Mum might have been onto something when she rubbed your belly as a kid to soothe a tummy ache. Sometimes bloating can be caused by constipation or problems in the gut, so gently massaging your stomach in bed may actually help move things along overnight. It increases your motility to move your hands along your gastrointestinal tract,” says gastroenterologist, Dr Judy Nee. Press along your colon, going from the right side of your lower abdomen up into your stomach area and down to the left side; this follows the path of the gastrointestinal tract. Dr Nee tells her patients to write out “I [heart] U” across their stomachs to ensure they massage their gastrointestinal tract in its entirety.

Avoid taking vitamins before bed

Some vitamin supplements have earned a bad rap for increased belly bloat because of certain ingredients. “Certain vitamin supplements have non-absorbable sugar alcohols like sorbitol and xylitol syrups in them,” says gastroenterologist, Dr Alan Brijbassie. “These are non-digestible.” Since our body has trouble digesting sugar alcohols, additives and fillers found in some supplements, our gut bacteria have more time to feast on them and produce gas. A good ingredient label is typically short and sweet with easy-to-pronounce words that you know – if it looks like gibberish, chances are it contains additives or fillers. Steer clear of vitamins that list sugar alcohols, lactose and gluten as the ingredients (they may disguise them under words like food starch or wheat germ). An even better bet: get your vitamins and minerals from natural sources by eating a well-balanced diet.

Do a low-intensity bedtime workout

A small dose of light to moderate exercise before bed may just be the ticket to moving things along overnight and quelling any morning belly bloat. “Walking around or doing light exercise for 15 minutes after you eat increases your motility and moves the gastrointestinal tract along to help that feeling of bloating,” says Dr Nee. Try taking a 15-minute stroll around the neighbourhood after dinner or do some light yoga poses to relieve your digestive discomfort.
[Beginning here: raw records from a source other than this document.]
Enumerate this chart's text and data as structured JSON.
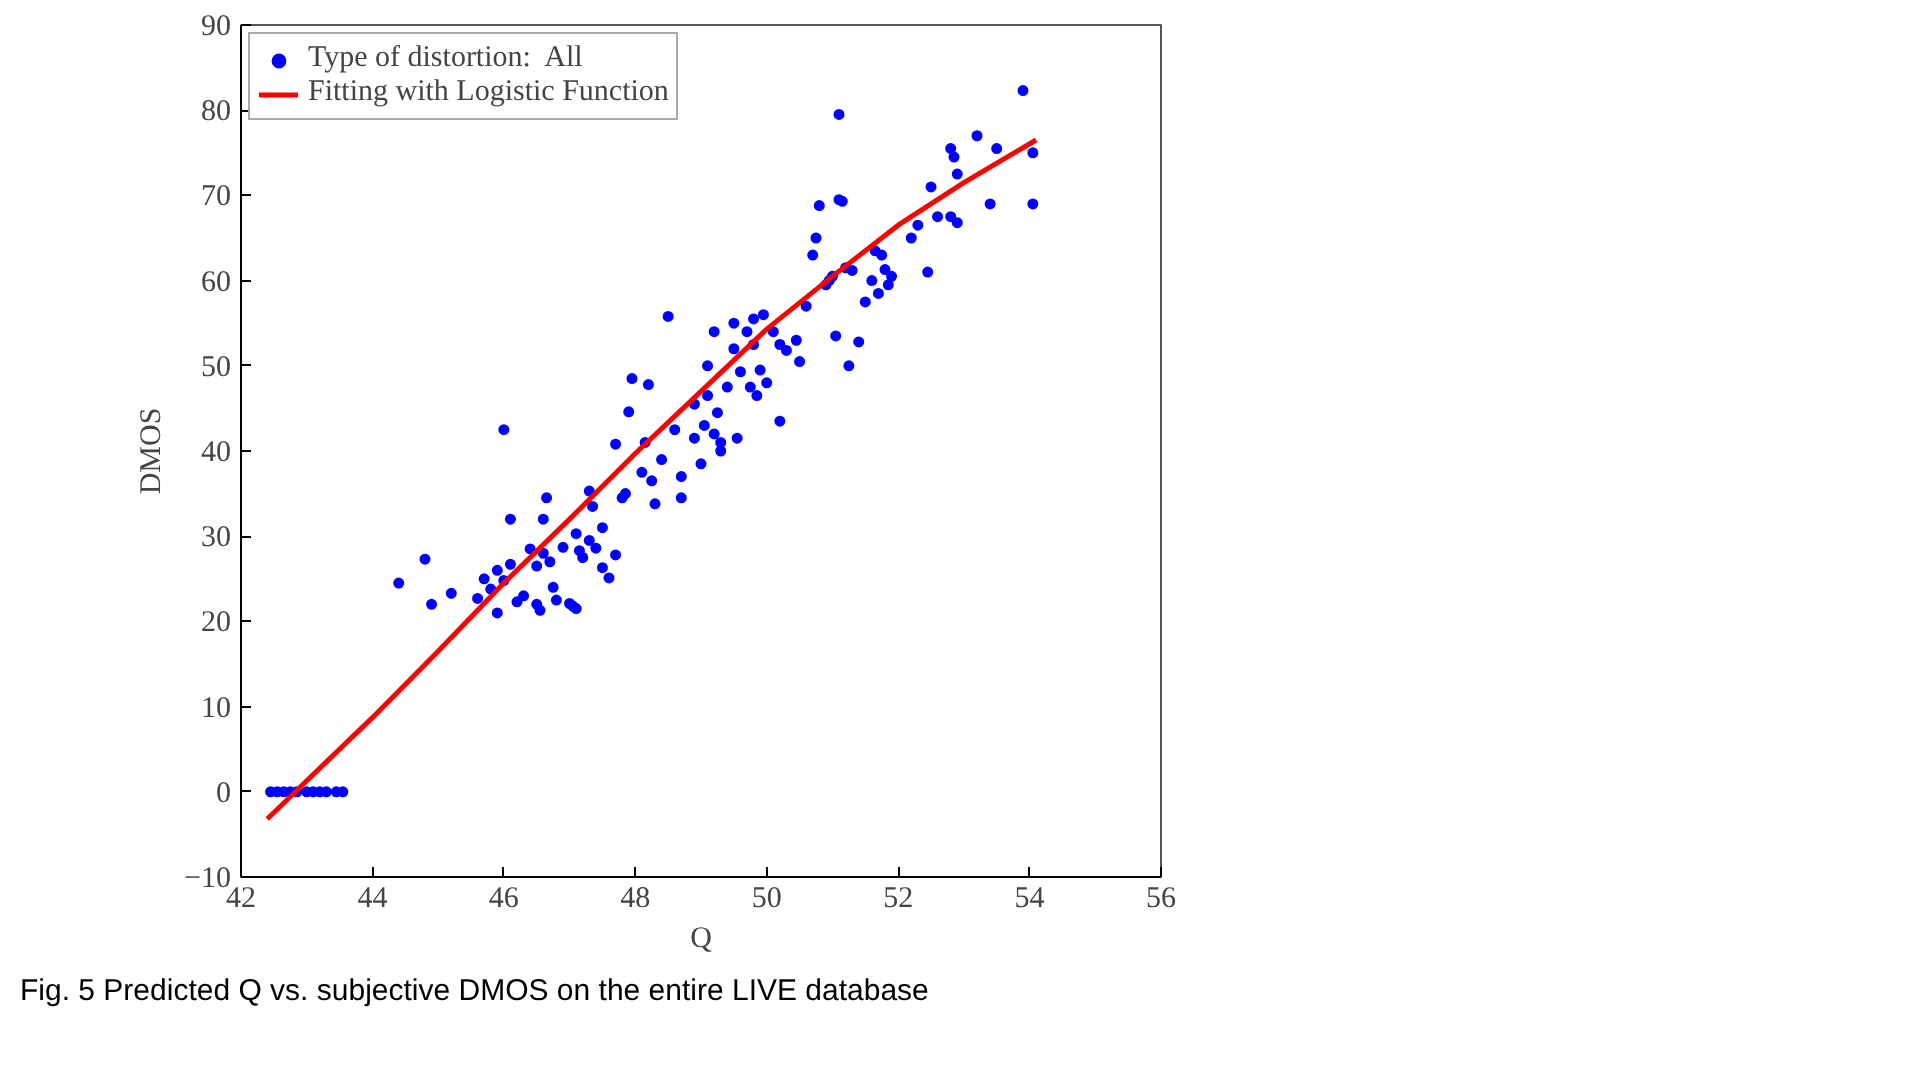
{
  "chart_data": {
    "type": "scatter",
    "xlabel": "Q",
    "ylabel": "DMOS",
    "xlim": [
      42,
      56
    ],
    "xticks": [
      42,
      44,
      46,
      48,
      50,
      52,
      54,
      56
    ],
    "ylim": [
      -10,
      90
    ],
    "yticks": [
      -10,
      0,
      10,
      20,
      30,
      40,
      50,
      60,
      70,
      80,
      90
    ],
    "grid": false,
    "legend": "top left",
    "annotations": [
      "Fig. 5 Predicted Q vs. subjective DMOS on the entire LIVE database"
    ],
    "series": [
      {
        "name": "Type of distortion:  All",
        "color": "#0000ff",
        "marker": "circle",
        "x": [
          42.45,
          42.55,
          42.65,
          42.75,
          42.85,
          43.0,
          43.1,
          43.2,
          43.3,
          43.45,
          43.55,
          44.4,
          44.8,
          44.9,
          45.2,
          45.6,
          45.7,
          45.8,
          45.9,
          45.9,
          46.0,
          46.1,
          46.0,
          46.1,
          46.2,
          46.3,
          46.4,
          46.5,
          46.5,
          46.55,
          46.6,
          46.6,
          46.65,
          46.7,
          46.75,
          46.8,
          46.9,
          47.0,
          47.05,
          47.1,
          47.1,
          47.15,
          47.2,
          47.3,
          47.3,
          47.35,
          47.4,
          47.5,
          47.5,
          47.6,
          47.7,
          47.7,
          47.85,
          47.8,
          47.9,
          47.95,
          48.1,
          48.15,
          48.2,
          48.25,
          48.3,
          48.4,
          48.5,
          48.6,
          48.7,
          48.7,
          48.9,
          48.9,
          49.0,
          49.05,
          49.1,
          49.1,
          49.2,
          49.2,
          49.25,
          49.3,
          49.3,
          49.4,
          49.5,
          49.5,
          49.55,
          49.6,
          49.7,
          49.75,
          49.8,
          49.8,
          49.85,
          49.9,
          49.95,
          50.0,
          50.1,
          50.2,
          50.2,
          50.3,
          50.45,
          50.5,
          50.6,
          50.7,
          50.75,
          50.8,
          50.9,
          50.95,
          51.0,
          51.05,
          51.1,
          51.1,
          51.15,
          51.2,
          51.25,
          51.3,
          51.4,
          51.5,
          51.6,
          51.65,
          51.7,
          51.75,
          51.8,
          51.85,
          51.9,
          52.2,
          52.3,
          52.45,
          52.5,
          52.6,
          52.8,
          52.8,
          52.85,
          52.9,
          52.9,
          53.2,
          53.5,
          53.4,
          53.9,
          54.05,
          54.05
        ],
        "values": [
          0,
          0,
          0,
          0,
          0,
          0,
          0,
          0,
          0,
          0,
          0,
          24.5,
          27.3,
          22,
          23.3,
          22.7,
          25,
          23.8,
          21,
          26,
          24.8,
          26.7,
          42.5,
          32,
          22.3,
          23,
          28.5,
          26.5,
          22,
          21.3,
          28,
          32,
          34.5,
          27,
          24,
          22.5,
          28.7,
          22.1,
          21.8,
          21.5,
          30.3,
          28.3,
          27.5,
          35.3,
          29.5,
          33.5,
          28.6,
          31,
          26.3,
          25.1,
          27.8,
          40.8,
          35,
          34.5,
          44.6,
          48.5,
          37.5,
          41,
          47.8,
          36.5,
          33.8,
          39,
          55.8,
          42.5,
          34.5,
          37,
          41.5,
          45.5,
          38.5,
          43,
          46.5,
          50,
          54,
          42,
          44.5,
          41,
          40,
          47.5,
          52,
          55,
          41.5,
          49.3,
          54,
          47.5,
          55.5,
          52.5,
          46.5,
          49.5,
          56,
          48,
          54,
          43.5,
          52.5,
          51.8,
          53,
          50.5,
          57,
          63,
          65,
          68.8,
          59.5,
          60,
          60.5,
          53.5,
          69.5,
          79.5,
          69.3,
          61.5,
          50,
          61.2,
          52.8,
          57.5,
          60,
          63.5,
          58.5,
          63,
          61.3,
          59.5,
          60.5,
          65,
          66.5,
          61,
          71,
          67.5,
          67.5,
          75.5,
          74.5,
          72.5,
          66.8,
          77,
          75.5,
          69,
          82.3,
          75,
          69
        ]
      },
      {
        "name": "Fitting with Logistic Function",
        "type": "line",
        "color": "#ff0000",
        "x": [
          42.4,
          43,
          44,
          45,
          46,
          47,
          48,
          49,
          50,
          51,
          52,
          53,
          54.1
        ],
        "values": [
          -3.2,
          1.3,
          8.7,
          16.5,
          24.5,
          32,
          39.7,
          47,
          54.3,
          60.5,
          66.5,
          71.5,
          76.5
        ]
      }
    ]
  }
}
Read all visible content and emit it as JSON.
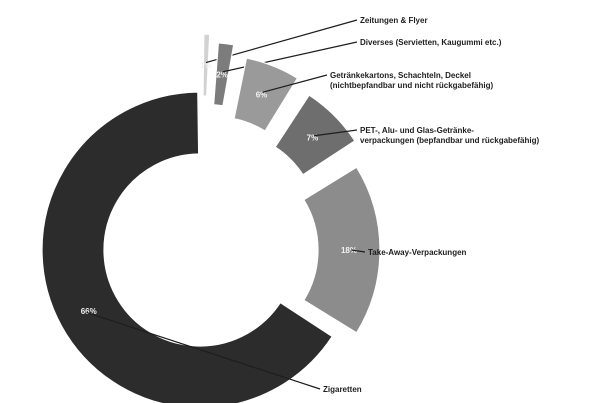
{
  "chart_data": {
    "type": "pie",
    "donut": true,
    "title": "",
    "legend": "none",
    "slices": [
      {
        "label": "Zeitungen & Flyer",
        "value": 1,
        "pct_label": "1%",
        "color": "#d2d2d2"
      },
      {
        "label": "Diverses (Servietten, Kaugummi etc.)",
        "value": 2,
        "pct_label": "2%",
        "color": "#7c7c7c"
      },
      {
        "label": [
          "Getränkekartons, Schachteln, Deckel",
          "(nichtbepfandbar und nicht rückgabefähig)"
        ],
        "value": 6,
        "pct_label": "6%",
        "color": "#9a9a9a"
      },
      {
        "label": [
          "PET-, Alu- und Glas-Getränke-",
          "verpackungen (bepfandbar und rückgabefähig)"
        ],
        "value": 7,
        "pct_label": "7%",
        "color": "#6e6e6e"
      },
      {
        "label": "Take-Away-Verpackungen",
        "value": 18,
        "pct_label": "18%",
        "color": "#8c8c8c"
      },
      {
        "label": "Zigaretten",
        "value": 66,
        "pct_label": "66%",
        "color": "#2c2c2c"
      }
    ]
  }
}
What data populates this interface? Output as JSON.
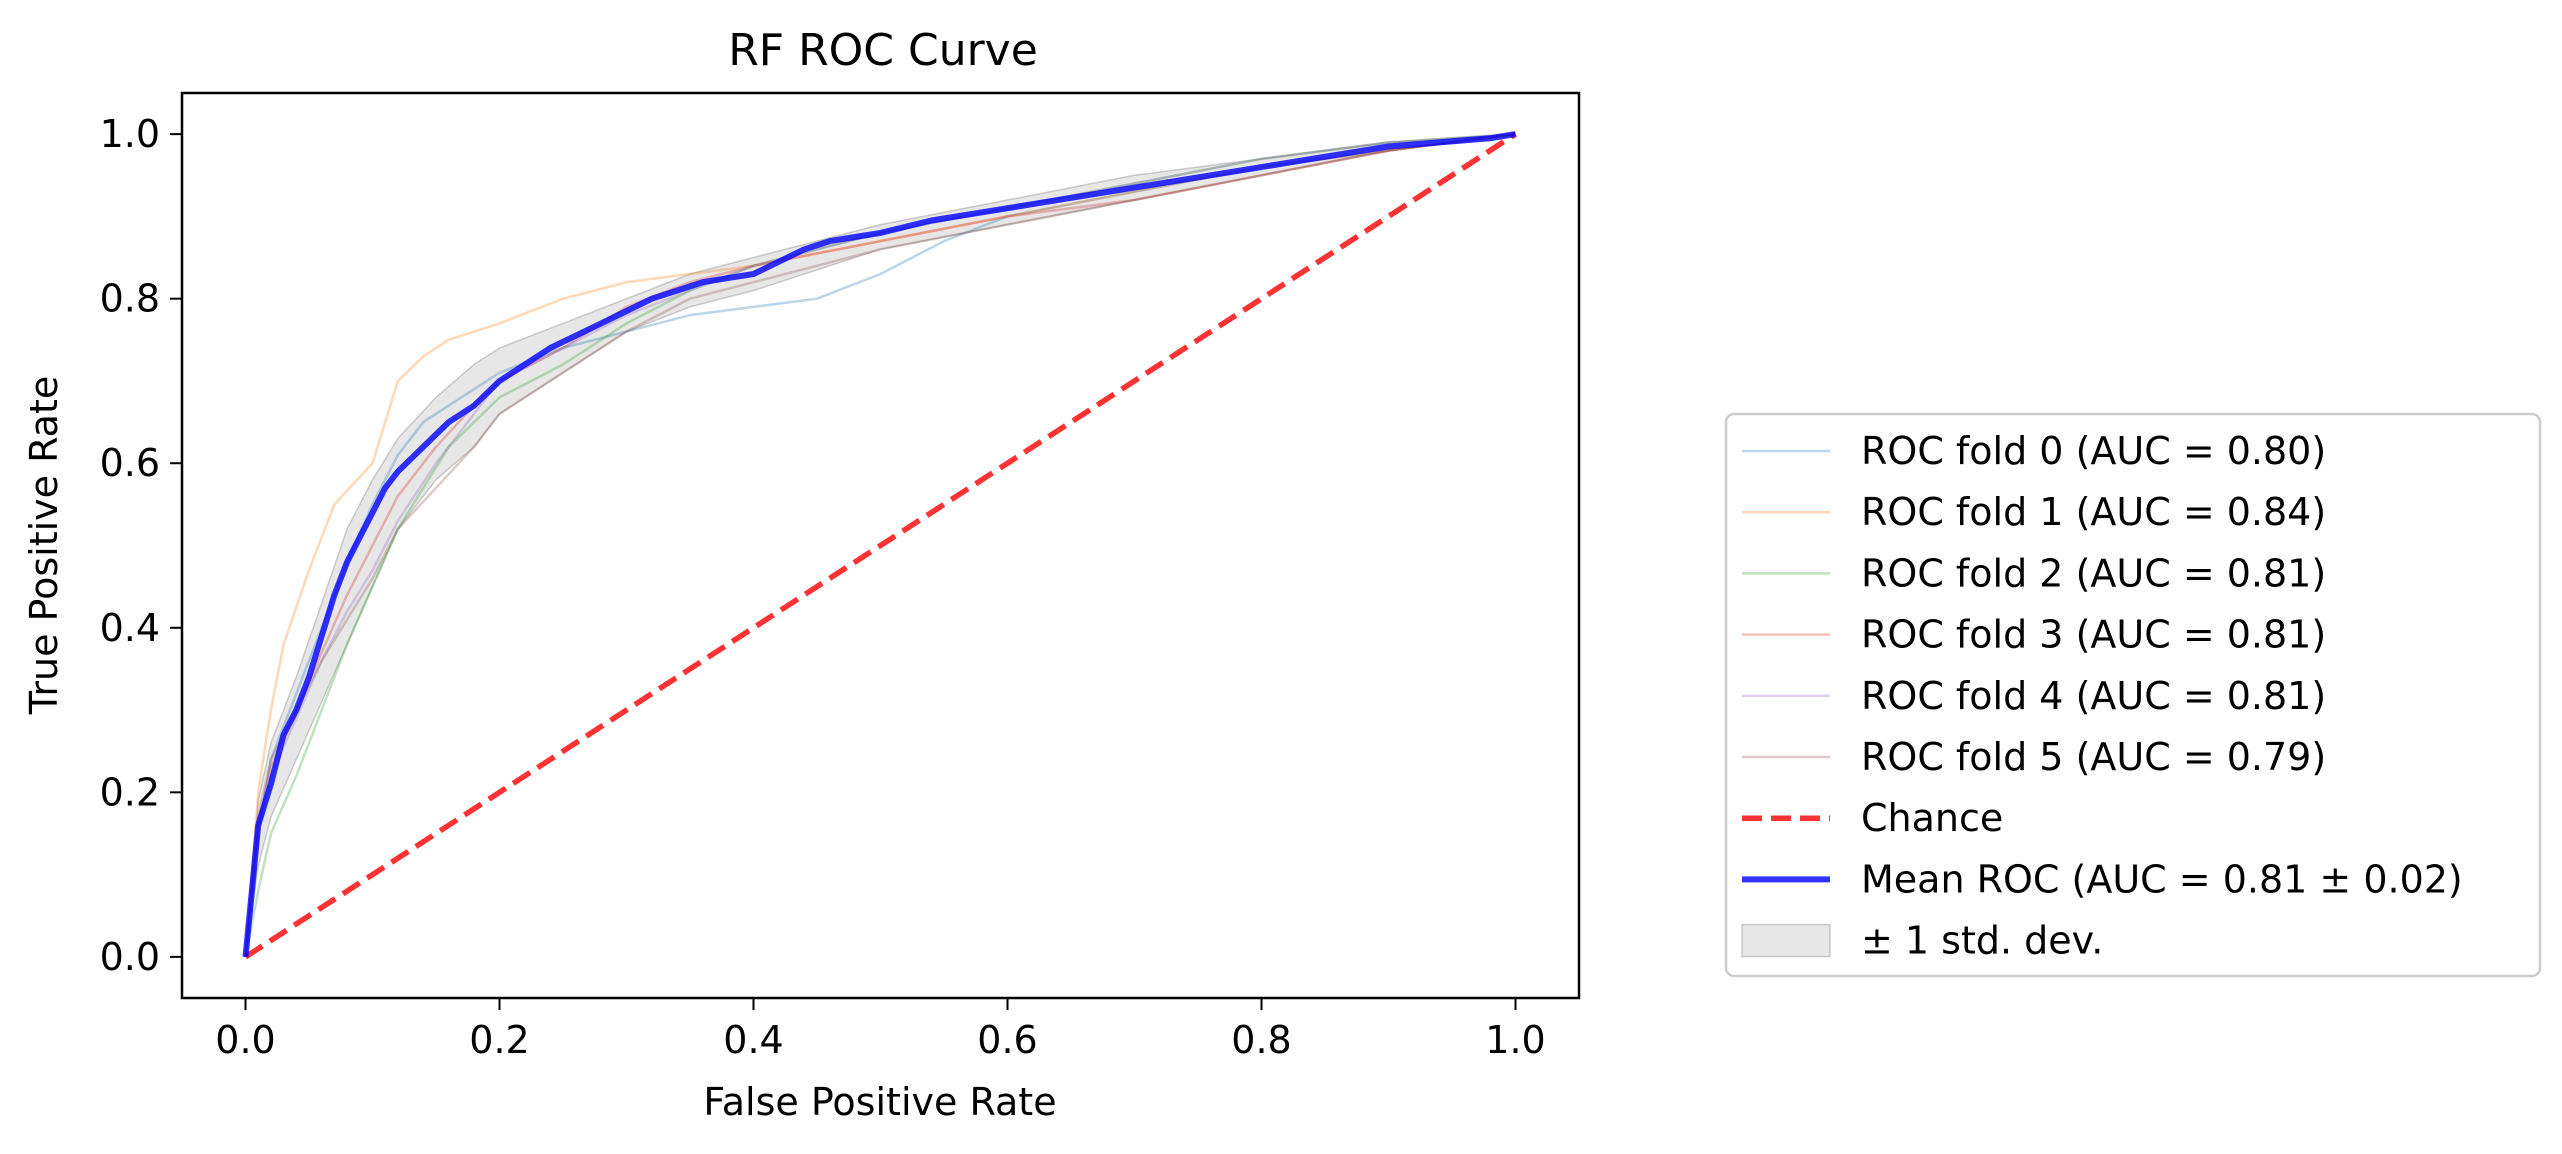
{
  "chart_data": {
    "type": "line",
    "title": "RF ROC Curve",
    "xlabel": "False Positive Rate",
    "ylabel": "True Positive Rate",
    "xlim": [
      -0.05,
      1.05
    ],
    "ylim": [
      -0.05,
      1.05
    ],
    "xticks": [
      "0.0",
      "0.2",
      "0.4",
      "0.6",
      "0.8",
      "1.0"
    ],
    "yticks": [
      "0.0",
      "0.2",
      "0.4",
      "0.6",
      "0.8",
      "1.0"
    ],
    "grid": false,
    "legend_position": "outside right",
    "series": [
      {
        "name": "ROC fold 0 (AUC = 0.80)",
        "color": "#1f77b4",
        "x": [
          0,
          0.01,
          0.02,
          0.04,
          0.06,
          0.08,
          0.1,
          0.12,
          0.14,
          0.16,
          0.18,
          0.2,
          0.25,
          0.3,
          0.35,
          0.4,
          0.45,
          0.5,
          0.55,
          0.6,
          0.7,
          0.8,
          0.9,
          1.0
        ],
        "y": [
          0,
          0.15,
          0.24,
          0.32,
          0.4,
          0.48,
          0.55,
          0.61,
          0.65,
          0.67,
          0.69,
          0.71,
          0.74,
          0.76,
          0.78,
          0.79,
          0.8,
          0.83,
          0.87,
          0.9,
          0.93,
          0.96,
          0.98,
          1.0
        ]
      },
      {
        "name": "ROC fold 1 (AUC = 0.84)",
        "color": "#ff7f0e",
        "x": [
          0,
          0.01,
          0.02,
          0.03,
          0.05,
          0.07,
          0.1,
          0.11,
          0.12,
          0.14,
          0.16,
          0.2,
          0.25,
          0.3,
          0.35,
          0.4,
          0.5,
          0.6,
          0.7,
          0.8,
          0.9,
          1.0
        ],
        "y": [
          0,
          0.2,
          0.3,
          0.38,
          0.47,
          0.55,
          0.6,
          0.65,
          0.7,
          0.73,
          0.75,
          0.77,
          0.8,
          0.82,
          0.83,
          0.84,
          0.87,
          0.9,
          0.93,
          0.96,
          0.98,
          1.0
        ]
      },
      {
        "name": "ROC fold 2 (AUC = 0.81)",
        "color": "#2ca02c",
        "x": [
          0,
          0.01,
          0.02,
          0.04,
          0.06,
          0.08,
          0.1,
          0.12,
          0.14,
          0.16,
          0.2,
          0.25,
          0.3,
          0.35,
          0.4,
          0.45,
          0.5,
          0.6,
          0.7,
          0.8,
          0.9,
          1.0
        ],
        "y": [
          0,
          0.08,
          0.15,
          0.22,
          0.3,
          0.38,
          0.45,
          0.52,
          0.57,
          0.62,
          0.68,
          0.72,
          0.77,
          0.81,
          0.84,
          0.86,
          0.88,
          0.91,
          0.94,
          0.97,
          0.99,
          1.0
        ]
      },
      {
        "name": "ROC fold 3 (AUC = 0.81)",
        "color": "#d62728",
        "x": [
          0,
          0.01,
          0.02,
          0.04,
          0.06,
          0.08,
          0.1,
          0.12,
          0.15,
          0.18,
          0.2,
          0.25,
          0.3,
          0.35,
          0.4,
          0.5,
          0.6,
          0.7,
          0.8,
          0.9,
          1.0
        ],
        "y": [
          0,
          0.16,
          0.23,
          0.3,
          0.37,
          0.44,
          0.5,
          0.56,
          0.62,
          0.67,
          0.7,
          0.74,
          0.79,
          0.82,
          0.84,
          0.87,
          0.9,
          0.92,
          0.95,
          0.98,
          1.0
        ]
      },
      {
        "name": "ROC fold 4 (AUC = 0.81)",
        "color": "#9467bd",
        "x": [
          0,
          0.01,
          0.02,
          0.04,
          0.06,
          0.08,
          0.1,
          0.12,
          0.15,
          0.18,
          0.2,
          0.25,
          0.3,
          0.35,
          0.4,
          0.5,
          0.6,
          0.7,
          0.8,
          0.9,
          1.0
        ],
        "y": [
          0,
          0.15,
          0.22,
          0.29,
          0.36,
          0.42,
          0.47,
          0.53,
          0.6,
          0.66,
          0.7,
          0.74,
          0.78,
          0.81,
          0.84,
          0.88,
          0.91,
          0.94,
          0.97,
          0.99,
          1.0
        ]
      },
      {
        "name": "ROC fold 5 (AUC = 0.79)",
        "color": "#8c564b",
        "x": [
          0,
          0.01,
          0.02,
          0.04,
          0.06,
          0.08,
          0.1,
          0.12,
          0.15,
          0.18,
          0.2,
          0.25,
          0.3,
          0.35,
          0.4,
          0.5,
          0.6,
          0.7,
          0.8,
          0.9,
          1.0
        ],
        "y": [
          0,
          0.17,
          0.24,
          0.3,
          0.36,
          0.41,
          0.46,
          0.52,
          0.57,
          0.62,
          0.66,
          0.71,
          0.76,
          0.8,
          0.82,
          0.86,
          0.89,
          0.92,
          0.95,
          0.98,
          1.0
        ]
      }
    ],
    "chance": {
      "name": "Chance",
      "color": "#ff0000",
      "x": [
        0,
        1
      ],
      "y": [
        0,
        1
      ]
    },
    "mean": {
      "name": "Mean ROC (AUC = 0.81 ± 0.02)",
      "color": "#0000ff",
      "x": [
        0,
        0.01,
        0.02,
        0.03,
        0.04,
        0.05,
        0.06,
        0.07,
        0.08,
        0.09,
        0.1,
        0.11,
        0.12,
        0.14,
        0.16,
        0.18,
        0.2,
        0.22,
        0.24,
        0.26,
        0.28,
        0.3,
        0.32,
        0.34,
        0.36,
        0.38,
        0.4,
        0.42,
        0.44,
        0.46,
        0.48,
        0.5,
        0.54,
        0.58,
        0.62,
        0.66,
        0.7,
        0.74,
        0.78,
        0.82,
        0.86,
        0.9,
        0.94,
        0.98,
        1.0
      ],
      "y": [
        0,
        0.16,
        0.21,
        0.27,
        0.3,
        0.34,
        0.39,
        0.44,
        0.48,
        0.51,
        0.54,
        0.57,
        0.59,
        0.62,
        0.65,
        0.67,
        0.7,
        0.72,
        0.74,
        0.755,
        0.77,
        0.785,
        0.8,
        0.81,
        0.82,
        0.825,
        0.83,
        0.845,
        0.86,
        0.87,
        0.875,
        0.88,
        0.895,
        0.905,
        0.915,
        0.925,
        0.935,
        0.945,
        0.955,
        0.965,
        0.975,
        0.985,
        0.99,
        0.995,
        1.0
      ]
    },
    "std_band": {
      "name": "± 1 std. dev.",
      "color": "#bbbbbb",
      "x": [
        0,
        0.01,
        0.02,
        0.04,
        0.06,
        0.08,
        0.1,
        0.12,
        0.15,
        0.18,
        0.2,
        0.25,
        0.3,
        0.35,
        0.4,
        0.5,
        0.6,
        0.7,
        0.8,
        0.9,
        1.0
      ],
      "upper": [
        0,
        0.19,
        0.26,
        0.34,
        0.43,
        0.52,
        0.58,
        0.63,
        0.68,
        0.72,
        0.74,
        0.77,
        0.8,
        0.83,
        0.85,
        0.89,
        0.92,
        0.95,
        0.97,
        0.99,
        1.0
      ],
      "lower": [
        0,
        0.11,
        0.17,
        0.24,
        0.31,
        0.38,
        0.45,
        0.52,
        0.58,
        0.62,
        0.66,
        0.71,
        0.76,
        0.79,
        0.81,
        0.86,
        0.89,
        0.92,
        0.95,
        0.98,
        1.0
      ]
    }
  }
}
Colour in an adult colouring book

Stressing about that upcoming work presentation or job interview can put a real damper on your mood, hair, skin, heart, weight and even your belly. Your gut is extremely vulnerable to stress, which can cause changes in your motility and inflame your intestines, giving you that puffy, uncomfortable sensation in your stomach. Before bed, take a half-hour to decompress and rid your mind of any negativity or worries. Reading a book, writing in a journal, or dumping out the crayons to colour in an adult colouring book are just a few ways to put your mind – and stomach – at ease.

Skip the nightcap

“Carbonated beverages and beer are the two biggest culprits of bloating,” says Dr Brijbassie. “Stay away from drinking those at least two hours before bed.” Even better? Avoid all alcohol and food at least two hours before bed to give your digestive system a rest. It takes at least two to three hours for your stomach to empty itself out and laying down while your digestive enzymes are at work pulls the gas further into your abdomen.

Drink peppermint tea

Peppermint isn’t just reserved for minty fresh breath – it may also help relax the gastrointestinal tract and alleviate bloating. “A lot of the proof is anecdotal but it does help some people,” says Dr Brijbassie. “Peppermint oil [mixed with a little water] may also help the digestive enzymes break down food better.” Simply mix two to three drops of peppermint oil with a cup of hot water and drink up! But avoid sucking on peppermint candies or chewing gum because they may be loaded with sugar alcohols, which the bacteria in the small bowel ferments to produce gas and bloating. If you don’t consider yourself a peppermint person, try taking some artichoke leaf extract before bed.